I wonder. Can we find another single issue where politicians and other high-powered decision makers more egregiously mismatch their rhetoric with spending than on global education? Can we find another example where not only the evidence about economic returns and benefits to health, equality and a stable and just society but also the moral arguments about rights and opportunity are more frequently ignored?
With new data in this week on the continued decline of global education financing, I'm not sure we can. Here are the basics released from the Global Education Monitoring Report at UNESCO:
- Aid to basic education -- declining since 2010 -- went down again by almost 600 million, or 4%, between 2013 and 2014
- Since 2010, aid to basic education (including pre-primary and primary, & basic life skills) has decreased 14%
- In general, education fell further down the list of priorities for donors (going from 9.5% to 8.2% of total aid)
- While aid to basic education continued to fall, total aid increased by 9%
Aid from bilateral donors to basic education is down by 12%. France, Japan, the Netherlands, and Spain decreased their aid to basic education by 40% or more. The UK, after reducing its basic aid education by 21%, has lost its place as the top bilateral donor to basic education.
These donors and others may cite shrinking aid budgets or the financial crisis, or a growing reliance on recipient country budgets, but honestly no one believes these simple narratives because the overall numbers tell a far more complex and longer-term story.
In part, this is because that's not what leaders actually say about education. Though overall donor ambition on basic education has stalled you would be hard pressed to find a single donor who would not list education as one of the top priorities for the poorest children and countries. This inconsistency is what I have called in the past the 'not so secret shame of the global education sector.' But last year when I said it there were 58 million children out of school, now there are 59 million.
There is every reason to expect that this estimate of out-of-school children is low and continuing to rise.

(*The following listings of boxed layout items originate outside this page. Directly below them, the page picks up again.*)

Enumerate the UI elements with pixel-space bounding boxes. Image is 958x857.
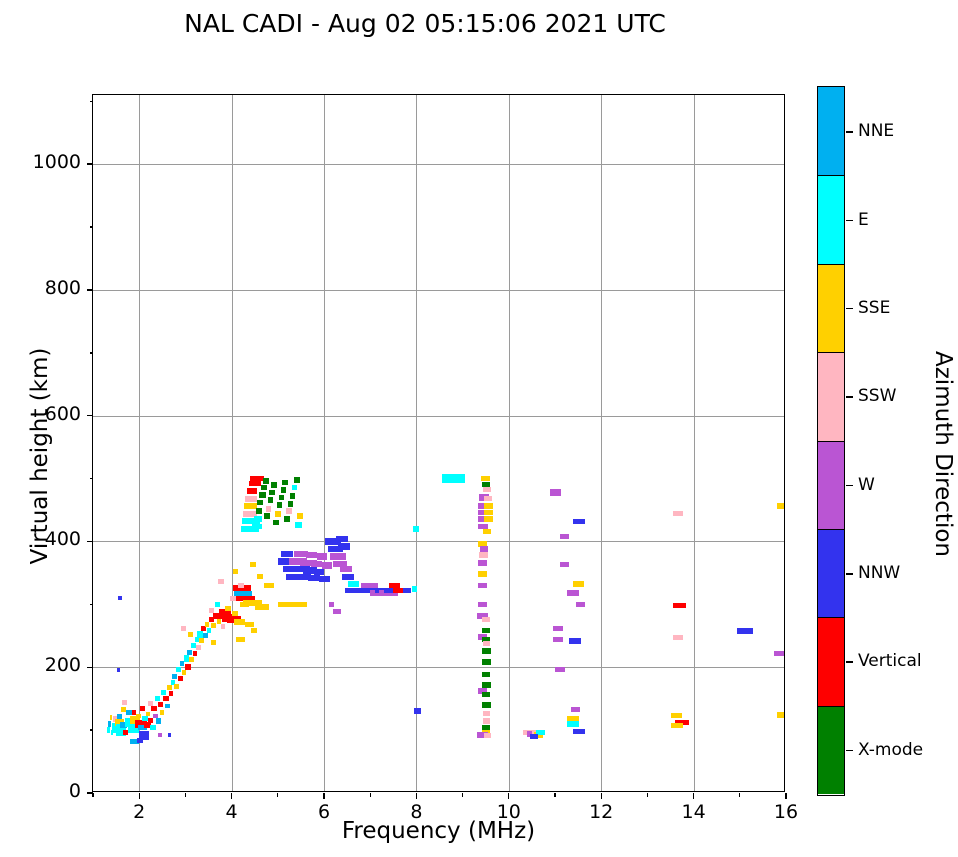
echo-mark — [266, 506, 272, 512]
x-tick-minor — [739, 793, 740, 797]
y-tick-minor — [90, 352, 94, 353]
echo-mark — [245, 622, 253, 627]
echo-mark — [333, 609, 340, 614]
x-tick-minor — [462, 793, 463, 797]
y-tick-minor — [90, 729, 94, 730]
echo-mark — [215, 602, 220, 607]
echo-mark — [232, 611, 238, 616]
echo-mark — [108, 721, 111, 727]
echo-mark — [567, 590, 579, 597]
echo-mark — [530, 734, 538, 740]
echo-mark — [255, 604, 269, 610]
echo-mark — [484, 733, 491, 738]
colorbar-divider — [818, 529, 844, 530]
colorbar-label: Azimuth Direction — [930, 294, 956, 614]
echo-mark — [281, 551, 293, 557]
echo-mark — [478, 560, 486, 566]
echo-mark — [444, 474, 462, 482]
y-tick-label: 0 — [11, 780, 81, 802]
echo-mark — [576, 602, 585, 607]
echo-mark — [567, 721, 579, 727]
echo-mark — [671, 713, 682, 718]
y-tick — [87, 163, 93, 164]
echo-mark — [233, 569, 239, 574]
ionogram-page: NAL CADI - Aug 02 05:15:06 2021 UTC 2468… — [0, 0, 958, 857]
echo-mark — [573, 729, 584, 734]
echo-mark — [160, 710, 165, 714]
echo-mark — [273, 520, 279, 526]
colorbar-label-sse: SSE — [858, 298, 890, 318]
echo-mark — [483, 529, 491, 535]
colorbar-tick — [846, 573, 853, 575]
page-title: NAL CADI - Aug 02 05:15:06 2021 UTC — [0, 9, 850, 38]
echo-mark — [403, 588, 411, 594]
colorbar-label-nnw: NNW — [858, 563, 900, 583]
echo-mark — [282, 480, 288, 486]
echo-mark — [156, 718, 162, 724]
echo-mark — [163, 696, 169, 701]
x-tick-minor — [554, 793, 555, 797]
x-tick — [231, 793, 232, 799]
x-tick — [601, 793, 602, 799]
echo-mark — [191, 643, 196, 648]
echo-mark — [774, 651, 784, 657]
echo-mark — [221, 624, 226, 629]
echo-mark — [480, 546, 488, 552]
y-axis-label: Virtual height (km) — [27, 296, 53, 616]
echo-mark — [117, 714, 122, 719]
echo-mark — [247, 488, 257, 494]
echo-mark — [238, 583, 244, 588]
echo-mark — [482, 659, 491, 665]
plot-area: 24681012141602004006008001000 — [92, 94, 785, 792]
echo-mark — [673, 635, 683, 640]
echo-mark — [482, 682, 491, 688]
colorbar-segment-vertical — [818, 617, 844, 705]
y-tick-label: 1000 — [11, 151, 81, 173]
x-axis-label: Frequency (MHz) — [92, 818, 785, 844]
echo-mark — [338, 543, 350, 549]
echo-mark — [176, 667, 181, 672]
y-tick — [87, 541, 93, 542]
colorbar-segment-nne — [818, 87, 844, 175]
y-tick — [87, 667, 93, 668]
echo-mark — [185, 664, 191, 670]
echo-mark — [158, 733, 163, 737]
colorbar-divider — [818, 352, 844, 353]
echo-mark — [478, 571, 486, 577]
colorbar-label-x-mode: X-mode — [858, 740, 923, 760]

The impact of decreasing resources overall and emergencies like the war in Syria that have forced millions of children to put their futures on hold practically guarantee that we are moving backward. But perhaps the worst part of this story is that the aid that hasn't been cut is still not going where it is most needed.
Less aid is going to the poorest countries now than in 2002-3. Basic education aid to sub-Saharan Africa has fallen from 49% in 2002-3 to 28% in 2014 -- despite the fact that the region is home to more than half of out-of-school children globally.
It is the already marginalized and increasingly vulnerable children -- children for whom an opportunity to learn means the difference between hope and a life of exploitation and fear -- that we continue to leave behind.
How do we reverse this trend?
The first opportunity is The Education Crisis Platform and Breakthrough Fund called for by leading civil society organizations. The Platform and Fund will be launched in May at the World Humanitarian Summit in Istanbul and the world's leading education experts, NGOs and campaign organisations are urging significant new financing to support this launch.
The mass displacements caused by the war in Syria have drawn a fine point on the need to think long-term about humanitarian crises. Evidence on the relationship between education inequality and conflict also drives home the point that making educational opportunities an important part of humanitarian response is a critical part of efforts to protect children and communities and to mitigate violence and enable future rebuilding.
The second opportunity is The International Commission on Financing Global Educational Opportunity. The Education Commission was created by Norway to reverse the negative trends in education financing around the world by making a strong case for investment and will give its report in September 2016 at the United Nations General Assembly.
While The Commission report will collate and build on existing evidence, a great deal of the case for investment is known. In particular, that early investments (in pre-primary and primary education) have the largest returns in terms of economic and equity outcomes. The numbers are clear. Increasing pre-primary enrolment to 50% in every low- and middle-income country would result in an 8%-18% return on investment.
Investments early in life and in emergency contexts are critical to ensuring all children realize their right to education. These are the investments that protect children and create equal opportunities for those from the poorest families, girls and those with disabilities who may otherwise be left or fall behind. In soaring rhetoric as well as in hard evidence, it is these investments -- which grow economies and lift families and communities out of poverty -- that donor aid was created to make.
The donors that commit significant new resources at the World Humanitarian Summit and those that immediately begin making decisions based on the evidence of The Education Commission will show the consistent leadership necessary to begin to turn this crisis around and end the hypocrisy between rhetoric and resources in global education.